Concentration of economic power makes me nervous, and I’m unpersuaded by the assertion that “”Top researchers just demolished a huge fear about legal pot” in a Brookings study saying, “Worry about bad marijuana—not Big Marijuana.” Big companies selling marijuana will have economies of scale to push prices way down, and political power to oppose tax increases.

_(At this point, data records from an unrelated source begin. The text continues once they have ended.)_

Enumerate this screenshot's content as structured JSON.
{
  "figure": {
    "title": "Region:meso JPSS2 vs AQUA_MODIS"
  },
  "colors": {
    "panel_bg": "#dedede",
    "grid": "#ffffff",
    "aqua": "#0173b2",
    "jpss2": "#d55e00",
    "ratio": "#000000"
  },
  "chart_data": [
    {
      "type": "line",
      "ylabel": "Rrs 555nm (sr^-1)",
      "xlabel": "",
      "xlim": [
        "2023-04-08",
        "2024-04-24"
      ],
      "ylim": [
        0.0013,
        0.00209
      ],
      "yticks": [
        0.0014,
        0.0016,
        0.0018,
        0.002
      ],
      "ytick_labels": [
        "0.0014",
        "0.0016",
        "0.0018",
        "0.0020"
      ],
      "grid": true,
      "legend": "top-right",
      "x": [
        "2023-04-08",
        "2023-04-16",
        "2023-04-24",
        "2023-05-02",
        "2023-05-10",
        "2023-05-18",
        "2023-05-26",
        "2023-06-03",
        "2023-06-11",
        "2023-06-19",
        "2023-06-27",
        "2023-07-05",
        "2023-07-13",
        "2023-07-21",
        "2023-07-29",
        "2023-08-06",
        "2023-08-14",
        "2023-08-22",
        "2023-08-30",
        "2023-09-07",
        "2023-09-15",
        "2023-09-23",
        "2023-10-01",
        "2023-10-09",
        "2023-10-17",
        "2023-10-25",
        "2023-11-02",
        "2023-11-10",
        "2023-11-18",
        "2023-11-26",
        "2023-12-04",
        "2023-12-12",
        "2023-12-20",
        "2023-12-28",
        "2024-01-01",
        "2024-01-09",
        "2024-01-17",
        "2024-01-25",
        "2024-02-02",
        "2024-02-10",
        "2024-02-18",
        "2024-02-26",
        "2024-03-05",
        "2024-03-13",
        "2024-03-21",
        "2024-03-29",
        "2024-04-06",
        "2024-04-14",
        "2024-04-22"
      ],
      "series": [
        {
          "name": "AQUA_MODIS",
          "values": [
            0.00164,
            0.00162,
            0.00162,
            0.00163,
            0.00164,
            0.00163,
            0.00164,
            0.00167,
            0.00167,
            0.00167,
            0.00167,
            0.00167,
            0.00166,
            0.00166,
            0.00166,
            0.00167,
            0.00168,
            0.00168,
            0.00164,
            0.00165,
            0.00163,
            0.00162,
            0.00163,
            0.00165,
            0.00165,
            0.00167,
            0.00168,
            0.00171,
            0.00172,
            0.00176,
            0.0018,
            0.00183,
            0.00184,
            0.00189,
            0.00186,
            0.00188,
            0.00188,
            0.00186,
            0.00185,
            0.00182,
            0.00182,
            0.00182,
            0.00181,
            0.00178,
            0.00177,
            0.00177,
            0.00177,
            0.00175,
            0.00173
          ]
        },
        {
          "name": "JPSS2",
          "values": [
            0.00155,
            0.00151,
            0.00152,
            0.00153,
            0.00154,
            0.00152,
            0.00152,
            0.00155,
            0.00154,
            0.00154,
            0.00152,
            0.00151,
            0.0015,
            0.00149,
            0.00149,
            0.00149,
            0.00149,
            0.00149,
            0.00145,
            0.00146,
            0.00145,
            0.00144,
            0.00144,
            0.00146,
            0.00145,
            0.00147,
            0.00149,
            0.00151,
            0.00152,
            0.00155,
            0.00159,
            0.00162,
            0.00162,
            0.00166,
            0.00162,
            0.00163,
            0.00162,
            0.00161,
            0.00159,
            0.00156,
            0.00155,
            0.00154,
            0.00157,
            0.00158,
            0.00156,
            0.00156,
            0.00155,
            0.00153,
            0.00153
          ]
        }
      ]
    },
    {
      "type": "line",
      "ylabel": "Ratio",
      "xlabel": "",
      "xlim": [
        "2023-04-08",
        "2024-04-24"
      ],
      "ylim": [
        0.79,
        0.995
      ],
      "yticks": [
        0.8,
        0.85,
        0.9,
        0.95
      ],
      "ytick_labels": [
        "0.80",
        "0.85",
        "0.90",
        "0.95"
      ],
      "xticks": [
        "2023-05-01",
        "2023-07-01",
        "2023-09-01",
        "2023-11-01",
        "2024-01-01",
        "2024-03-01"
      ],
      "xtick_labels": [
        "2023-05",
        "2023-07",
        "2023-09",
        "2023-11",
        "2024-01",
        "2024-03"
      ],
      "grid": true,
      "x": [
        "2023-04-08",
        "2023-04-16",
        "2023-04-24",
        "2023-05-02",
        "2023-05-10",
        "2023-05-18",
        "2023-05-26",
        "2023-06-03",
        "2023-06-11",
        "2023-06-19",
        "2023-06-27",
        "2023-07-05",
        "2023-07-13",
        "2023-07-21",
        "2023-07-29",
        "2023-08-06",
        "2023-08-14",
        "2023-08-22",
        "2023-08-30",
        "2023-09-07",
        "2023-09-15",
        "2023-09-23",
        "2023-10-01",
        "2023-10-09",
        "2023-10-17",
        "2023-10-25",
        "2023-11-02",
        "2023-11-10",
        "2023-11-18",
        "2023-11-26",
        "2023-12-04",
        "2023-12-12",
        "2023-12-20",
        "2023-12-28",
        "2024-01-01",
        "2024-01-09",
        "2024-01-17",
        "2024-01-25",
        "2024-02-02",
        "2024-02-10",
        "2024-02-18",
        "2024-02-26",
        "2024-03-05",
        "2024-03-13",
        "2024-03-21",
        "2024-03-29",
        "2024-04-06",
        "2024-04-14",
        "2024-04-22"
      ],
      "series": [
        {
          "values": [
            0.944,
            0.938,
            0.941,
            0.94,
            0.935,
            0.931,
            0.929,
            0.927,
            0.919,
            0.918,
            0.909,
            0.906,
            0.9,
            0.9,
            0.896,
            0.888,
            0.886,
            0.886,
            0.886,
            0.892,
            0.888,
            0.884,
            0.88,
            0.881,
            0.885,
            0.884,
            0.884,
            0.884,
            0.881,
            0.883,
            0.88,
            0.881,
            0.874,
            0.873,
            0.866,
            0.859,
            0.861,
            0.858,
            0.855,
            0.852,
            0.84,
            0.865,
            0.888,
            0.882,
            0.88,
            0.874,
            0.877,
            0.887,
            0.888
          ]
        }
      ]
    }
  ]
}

Now well organized small businesses, acting in concert, can have plenty of political power, adequate to prevent taxes from going up. Here are a couple of anecdotes, based on my recollections from working for Congress three decades ago, before Citizens United:
The major, multinational oil companies were pretty good at lobbying, but the small, independent producers were said to be extraordinarily successful in keeping tax benefits during the 1986 Tax Reform Act: “1986: President Reagan takes aim at federal tax breaks. Oil and gas is one of few industries to emerge unscathed from the ‘showdown at Gucci Gulch.’ He fails to convince Congress to kill the depletion allowance for most oil wells.” That is an unnuanced take. Percentage depletion was limited to independent companies owned by wealthy individuals (and families) – the majors (Exxon, Mobil, etc.) did not benefit. The story of how a tax break for those independents stayed in at the last minute is told in Chapter 9, on page 229, of the hardback Showdown at Gucci Gulch, by Jeff Birnbaum and Alan Murray. The majors got hit by foreign tax credit changes and other 1986 tighteners that applied to multinationals generally.

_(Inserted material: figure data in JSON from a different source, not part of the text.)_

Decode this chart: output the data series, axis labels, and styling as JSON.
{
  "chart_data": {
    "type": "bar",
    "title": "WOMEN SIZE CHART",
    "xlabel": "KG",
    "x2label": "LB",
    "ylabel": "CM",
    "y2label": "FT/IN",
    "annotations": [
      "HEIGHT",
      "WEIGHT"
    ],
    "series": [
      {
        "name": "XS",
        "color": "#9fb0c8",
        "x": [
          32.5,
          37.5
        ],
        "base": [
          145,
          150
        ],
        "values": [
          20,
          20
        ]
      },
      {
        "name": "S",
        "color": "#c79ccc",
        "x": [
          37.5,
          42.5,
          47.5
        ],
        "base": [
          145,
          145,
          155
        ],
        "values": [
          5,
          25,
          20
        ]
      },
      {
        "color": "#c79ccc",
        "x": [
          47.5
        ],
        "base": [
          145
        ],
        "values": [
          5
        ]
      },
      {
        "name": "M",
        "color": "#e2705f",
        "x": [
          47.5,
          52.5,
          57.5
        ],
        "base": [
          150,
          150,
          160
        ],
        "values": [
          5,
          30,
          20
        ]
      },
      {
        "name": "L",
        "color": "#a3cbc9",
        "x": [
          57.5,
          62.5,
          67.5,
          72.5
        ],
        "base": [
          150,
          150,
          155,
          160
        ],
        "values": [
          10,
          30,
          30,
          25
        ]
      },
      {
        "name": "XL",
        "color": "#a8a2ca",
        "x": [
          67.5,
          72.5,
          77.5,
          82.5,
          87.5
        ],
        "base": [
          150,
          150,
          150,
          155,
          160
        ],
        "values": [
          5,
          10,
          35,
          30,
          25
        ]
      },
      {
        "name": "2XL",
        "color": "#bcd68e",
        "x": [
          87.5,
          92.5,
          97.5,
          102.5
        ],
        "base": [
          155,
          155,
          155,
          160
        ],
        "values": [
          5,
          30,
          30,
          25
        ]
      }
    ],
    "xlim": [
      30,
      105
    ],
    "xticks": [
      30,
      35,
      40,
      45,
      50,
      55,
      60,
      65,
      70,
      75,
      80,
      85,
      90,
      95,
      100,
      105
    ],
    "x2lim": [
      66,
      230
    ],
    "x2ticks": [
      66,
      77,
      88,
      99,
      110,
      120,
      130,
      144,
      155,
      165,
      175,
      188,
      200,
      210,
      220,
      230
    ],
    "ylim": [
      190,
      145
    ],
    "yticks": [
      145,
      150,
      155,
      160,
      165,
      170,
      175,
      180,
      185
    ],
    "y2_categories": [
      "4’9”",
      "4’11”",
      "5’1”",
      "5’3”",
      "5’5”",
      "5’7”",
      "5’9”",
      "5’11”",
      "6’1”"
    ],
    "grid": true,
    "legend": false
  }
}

In my work on the Hill, the most effective pressure to keep tax breaks for insurance companies came not from the big companies, but from the thousands and thousands of agents, spread through every state and Congressional district. Insurance agents make it a practice to know lots of people, so they seemed to have disproportionate influence. Big business benefited, but from lots of individual effort, not concentration of persuasive power.

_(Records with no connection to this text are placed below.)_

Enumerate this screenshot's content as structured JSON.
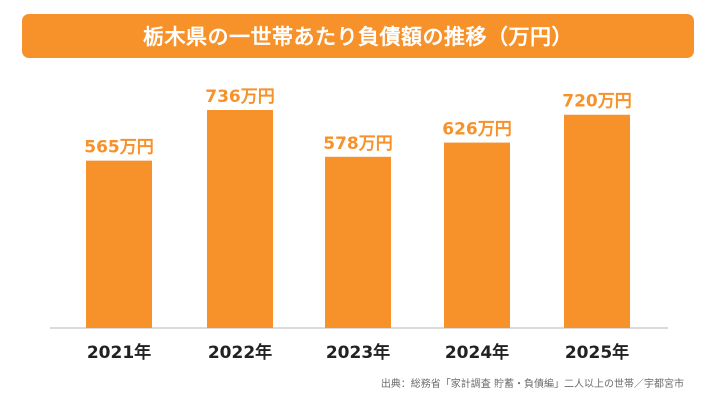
{
  "title": "栃木県の一世帯あたり負債額の推移（万円）",
  "source": "出典：総務省「家計調査 貯蓄・負債編」二人以上の世帯／宇都宮市",
  "colors": {
    "bar": "#f7922b",
    "label": "#f7922b",
    "axis": "#cfcfcf",
    "tick": "#222222",
    "banner": "#f7922b"
  },
  "chart_data": {
    "type": "bar",
    "title": "栃木県の一世帯あたり負債額の推移（万円）",
    "xlabel": "",
    "ylabel": "",
    "unit": "万円",
    "categories": [
      "2021年",
      "2022年",
      "2023年",
      "2024年",
      "2025年"
    ],
    "values": [
      565,
      736,
      578,
      626,
      720
    ],
    "data_labels": [
      "565万円",
      "736万円",
      "578万円",
      "626万円",
      "720万円"
    ],
    "ylim": [
      0,
      800
    ],
    "grid": false,
    "legend": "none"
  }
}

Again, those anecdotes predate Citizens United.
Sure, big businesses may be easier to regulate and tax than small ones. And corporate employees may have less incentive to cheat than 100-percent owners of businesses, who get every dollar of tax relief personally. But the Sanders campaign shows a lot of concern in this country that big business is calling the shots, to the detriment of the average citizen. To a large extent, these are ideological questions, without correct answers.
UPDATE 30 June: Still thinking about this. Here’s a key point: The tax cases where small business succeeded involved stopping something – saying No. It’s relatively easy to get a large number of small players to say No – to stop a change, or to repeal a law. It’s harder to get them to coalesce around a positive agenda. It’s hard to imagine a group of small soda bottlers convincing the public to drink cola the way Pepsi and Coke have. The advertising and marketing needed to brainwash people are more likely to come from huge, wealthy entreprises.